A gene expression profile–based test coupled with clinicopathologic factor assessment was able to consistently identify patients with melanoma who were at a low risk for their disease spreading to the sentinel lymph nodes, according to findings from the MERLIN_001 trial published in JAMA Surgery.
“This study represents a major step forward in evaluating personalized melanoma care,” said principal investigator Vernon Sondak, MD, Chair of the Cutaneous Oncology Department at Moffitt Cancer Center. “Our results show that the clinicopathologic gene expression profile test adds a level of accuracy above current clinical factors alone, even when factors like mitotic rate and histologic subtype are taken into account, and this kind of knowledge ultimately allows patients and surgeons to make better decisions about when sentinel node biopsy should be part of the management of clinically localized melanoma. In appropriately selected patients, this test can add value for shared decision-making.”
Background and Study Methods
Guidelines recommend a sentinel lymph node biopsy for patients with melanoma who have a predicted risk of sentinel lymph node metastasis of more than 10%, and suggest that sentinel lymph node biopsy be considered for patients with a risk of 5% to 10%.
Researchers wanted to determine if a gene expression profile–based test combined with clinicopathologic factors could help to predict the possibility of a positive sentinel lymph node biopsy in patients with T1 to T3 melanoma in order to guide which patients should undergo biopsy or not.
They conducted the blinded, multicenter, prognostic MERLIN_001 study between September 2021 and June 2024 and enrolled patients with biopsy-proven invasive cutaneous melanoma with T1 to T3 tumor stage and clinically negative regional lymph nodes. Gene expression profile testing was performed on tissue from the primary melanoma biopsy to determine risk for a positive sentinel lymph node biopsy.
Key Study Findings
A total of 1,761 patients underwent sentinel lymph node biopsy, with 17.6% having positive sentinel lymph nodes. Gene expression profile testing was completed successfully in 97.7% of samples.
Thirty-seven percent of patients were considered low risk by gene expression profile testing plus clinicopathologic factor assessment, and 7.1% of these patients were sentinel lymph node–positive. The negative predictive value of the gene expression profile testing was 92.9% (95% confidence interval [CI] = 90.7%–94.8%).
Fewer low-risk cases were found by increasing T category according to gene expression profile testing plus clinicopathologic factors: 68.2% of patients with T1 tumors were found to be low risk, 32.9% of T2 tumors, and 2.8% of T3 tumors.
Among high-risk patients, 23.8% were found to be sentinel lymph node–positive, amounting to an almost threefold increase from that of low-risk cases.
The gene expression profile test and clinicopathologic factors was consistently able to identify sentinel lymph node–positive cases across primary sites, histologic subtypes, and mitotic counts.

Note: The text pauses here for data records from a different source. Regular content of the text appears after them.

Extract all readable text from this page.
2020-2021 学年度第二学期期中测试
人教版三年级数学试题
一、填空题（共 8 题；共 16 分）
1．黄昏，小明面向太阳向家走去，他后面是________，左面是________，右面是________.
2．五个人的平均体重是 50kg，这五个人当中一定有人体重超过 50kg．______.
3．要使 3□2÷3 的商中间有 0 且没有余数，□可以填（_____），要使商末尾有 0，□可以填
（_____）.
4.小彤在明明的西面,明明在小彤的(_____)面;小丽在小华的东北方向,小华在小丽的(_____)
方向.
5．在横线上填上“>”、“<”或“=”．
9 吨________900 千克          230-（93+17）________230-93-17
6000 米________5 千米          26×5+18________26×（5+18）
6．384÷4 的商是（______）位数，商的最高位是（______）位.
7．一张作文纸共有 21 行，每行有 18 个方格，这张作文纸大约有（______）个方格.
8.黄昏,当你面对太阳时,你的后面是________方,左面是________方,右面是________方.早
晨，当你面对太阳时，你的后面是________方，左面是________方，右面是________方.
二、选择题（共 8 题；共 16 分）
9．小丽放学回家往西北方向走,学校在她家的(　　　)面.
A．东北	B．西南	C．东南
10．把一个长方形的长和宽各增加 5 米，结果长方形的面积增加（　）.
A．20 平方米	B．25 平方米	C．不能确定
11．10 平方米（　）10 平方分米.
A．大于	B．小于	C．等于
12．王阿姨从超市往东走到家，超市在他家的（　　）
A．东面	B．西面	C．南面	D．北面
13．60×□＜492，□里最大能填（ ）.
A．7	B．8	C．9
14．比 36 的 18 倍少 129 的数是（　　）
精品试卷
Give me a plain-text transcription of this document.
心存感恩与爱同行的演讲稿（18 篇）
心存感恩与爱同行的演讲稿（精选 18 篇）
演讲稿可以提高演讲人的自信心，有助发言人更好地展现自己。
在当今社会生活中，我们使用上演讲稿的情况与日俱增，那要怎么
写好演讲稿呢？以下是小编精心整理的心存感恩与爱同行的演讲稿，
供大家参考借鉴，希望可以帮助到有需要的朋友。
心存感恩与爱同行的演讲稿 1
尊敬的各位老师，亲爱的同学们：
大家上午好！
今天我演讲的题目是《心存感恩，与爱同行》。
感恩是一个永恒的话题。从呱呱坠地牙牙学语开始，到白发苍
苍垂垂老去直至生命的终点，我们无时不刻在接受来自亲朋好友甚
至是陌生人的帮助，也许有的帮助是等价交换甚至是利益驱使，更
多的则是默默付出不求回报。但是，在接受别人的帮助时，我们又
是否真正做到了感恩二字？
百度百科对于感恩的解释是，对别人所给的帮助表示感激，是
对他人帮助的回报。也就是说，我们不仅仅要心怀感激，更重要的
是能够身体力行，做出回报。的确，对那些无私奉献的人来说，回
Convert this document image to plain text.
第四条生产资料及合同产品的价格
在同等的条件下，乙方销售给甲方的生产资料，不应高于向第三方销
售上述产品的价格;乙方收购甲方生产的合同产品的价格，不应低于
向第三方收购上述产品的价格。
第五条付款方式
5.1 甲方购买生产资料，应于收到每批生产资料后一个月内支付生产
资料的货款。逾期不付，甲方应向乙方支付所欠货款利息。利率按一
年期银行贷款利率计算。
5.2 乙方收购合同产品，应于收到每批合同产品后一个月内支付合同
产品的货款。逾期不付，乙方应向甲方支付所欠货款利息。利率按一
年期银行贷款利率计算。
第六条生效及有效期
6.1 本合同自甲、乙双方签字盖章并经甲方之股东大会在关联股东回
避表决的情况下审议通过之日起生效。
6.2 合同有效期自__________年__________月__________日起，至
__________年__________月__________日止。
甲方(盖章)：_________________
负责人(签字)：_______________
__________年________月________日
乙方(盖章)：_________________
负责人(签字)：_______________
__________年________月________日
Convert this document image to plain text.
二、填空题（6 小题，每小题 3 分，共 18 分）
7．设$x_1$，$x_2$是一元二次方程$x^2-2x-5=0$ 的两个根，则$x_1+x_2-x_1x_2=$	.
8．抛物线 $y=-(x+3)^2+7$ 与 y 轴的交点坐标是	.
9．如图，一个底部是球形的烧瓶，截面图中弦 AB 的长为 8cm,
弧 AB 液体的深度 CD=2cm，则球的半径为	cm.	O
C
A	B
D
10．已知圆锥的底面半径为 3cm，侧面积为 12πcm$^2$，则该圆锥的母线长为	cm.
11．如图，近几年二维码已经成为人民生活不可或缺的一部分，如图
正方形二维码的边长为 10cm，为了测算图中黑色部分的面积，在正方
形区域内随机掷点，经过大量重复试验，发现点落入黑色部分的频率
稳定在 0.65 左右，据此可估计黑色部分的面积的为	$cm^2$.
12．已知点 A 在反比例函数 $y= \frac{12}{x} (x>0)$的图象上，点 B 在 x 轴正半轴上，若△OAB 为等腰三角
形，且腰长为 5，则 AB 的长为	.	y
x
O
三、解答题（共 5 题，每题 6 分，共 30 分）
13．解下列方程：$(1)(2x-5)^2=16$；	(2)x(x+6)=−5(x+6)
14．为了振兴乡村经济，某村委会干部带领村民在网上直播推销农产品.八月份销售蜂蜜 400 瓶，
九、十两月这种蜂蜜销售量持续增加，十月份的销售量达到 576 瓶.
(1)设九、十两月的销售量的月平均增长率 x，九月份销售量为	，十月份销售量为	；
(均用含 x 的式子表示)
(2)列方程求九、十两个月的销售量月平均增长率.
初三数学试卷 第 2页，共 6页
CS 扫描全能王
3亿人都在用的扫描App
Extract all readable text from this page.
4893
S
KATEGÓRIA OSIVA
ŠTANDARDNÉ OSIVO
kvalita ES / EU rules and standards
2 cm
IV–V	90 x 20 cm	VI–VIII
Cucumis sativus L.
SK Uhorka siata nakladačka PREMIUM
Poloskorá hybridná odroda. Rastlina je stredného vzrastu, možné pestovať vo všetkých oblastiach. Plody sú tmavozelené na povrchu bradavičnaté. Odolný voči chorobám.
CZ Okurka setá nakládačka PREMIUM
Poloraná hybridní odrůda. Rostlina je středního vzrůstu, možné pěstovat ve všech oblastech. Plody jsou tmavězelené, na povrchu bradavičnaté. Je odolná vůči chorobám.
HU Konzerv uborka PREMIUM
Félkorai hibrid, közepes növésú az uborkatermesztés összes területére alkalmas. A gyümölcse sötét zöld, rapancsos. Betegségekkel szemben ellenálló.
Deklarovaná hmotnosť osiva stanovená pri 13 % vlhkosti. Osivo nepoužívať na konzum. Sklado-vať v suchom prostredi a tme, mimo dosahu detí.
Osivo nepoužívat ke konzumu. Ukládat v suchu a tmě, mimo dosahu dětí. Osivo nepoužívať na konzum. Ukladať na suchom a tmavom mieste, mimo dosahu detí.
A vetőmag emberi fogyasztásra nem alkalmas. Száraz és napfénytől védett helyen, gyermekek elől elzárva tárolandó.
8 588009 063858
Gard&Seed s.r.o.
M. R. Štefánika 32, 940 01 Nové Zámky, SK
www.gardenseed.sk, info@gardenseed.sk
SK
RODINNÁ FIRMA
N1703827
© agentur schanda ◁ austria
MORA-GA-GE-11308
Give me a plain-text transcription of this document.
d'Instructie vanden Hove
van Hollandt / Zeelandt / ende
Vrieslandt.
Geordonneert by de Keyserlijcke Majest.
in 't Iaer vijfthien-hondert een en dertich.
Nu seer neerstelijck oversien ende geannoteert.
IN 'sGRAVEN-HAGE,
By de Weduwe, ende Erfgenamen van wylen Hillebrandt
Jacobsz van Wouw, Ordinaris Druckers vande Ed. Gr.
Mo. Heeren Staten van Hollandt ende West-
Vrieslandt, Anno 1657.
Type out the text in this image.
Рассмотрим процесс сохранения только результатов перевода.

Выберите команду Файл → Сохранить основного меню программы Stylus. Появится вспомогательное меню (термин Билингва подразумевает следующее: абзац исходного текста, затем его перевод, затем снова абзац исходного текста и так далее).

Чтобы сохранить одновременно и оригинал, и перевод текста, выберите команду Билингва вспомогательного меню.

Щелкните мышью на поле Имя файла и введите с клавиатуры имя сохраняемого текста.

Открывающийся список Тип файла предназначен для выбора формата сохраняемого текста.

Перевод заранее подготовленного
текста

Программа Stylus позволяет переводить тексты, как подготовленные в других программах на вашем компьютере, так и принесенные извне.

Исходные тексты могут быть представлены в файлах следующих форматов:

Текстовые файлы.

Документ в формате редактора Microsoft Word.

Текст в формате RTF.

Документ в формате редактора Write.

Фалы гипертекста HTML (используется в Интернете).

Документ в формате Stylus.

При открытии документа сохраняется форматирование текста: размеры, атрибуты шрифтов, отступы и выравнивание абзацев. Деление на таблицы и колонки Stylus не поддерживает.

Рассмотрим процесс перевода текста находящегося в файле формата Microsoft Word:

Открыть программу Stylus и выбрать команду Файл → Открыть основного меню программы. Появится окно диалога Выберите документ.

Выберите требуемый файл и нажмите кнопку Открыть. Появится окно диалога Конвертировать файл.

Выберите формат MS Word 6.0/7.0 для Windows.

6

“This trial marks a milestone in our ability to personalize melanoma treatment by integrating gene expression profile testing with clinical decision-making,” said contributing study author Jonathan Zager, MD, Surgical Oncologist in the Cutaneous Oncology Department at Moffitt Cancer Center. “By helping identify who’s truly low risk for lymph node metastasis, the Merlin assay allows us, as clinicians, to make more informed, evidence-based choices and potentially spare some patients an unnecessary procedure and the general anesthesia that goes along with it.”
Disclosure: The trial was sponsored by SkylineDx. For full disclosures of the study authors, visit jamanetwork.com.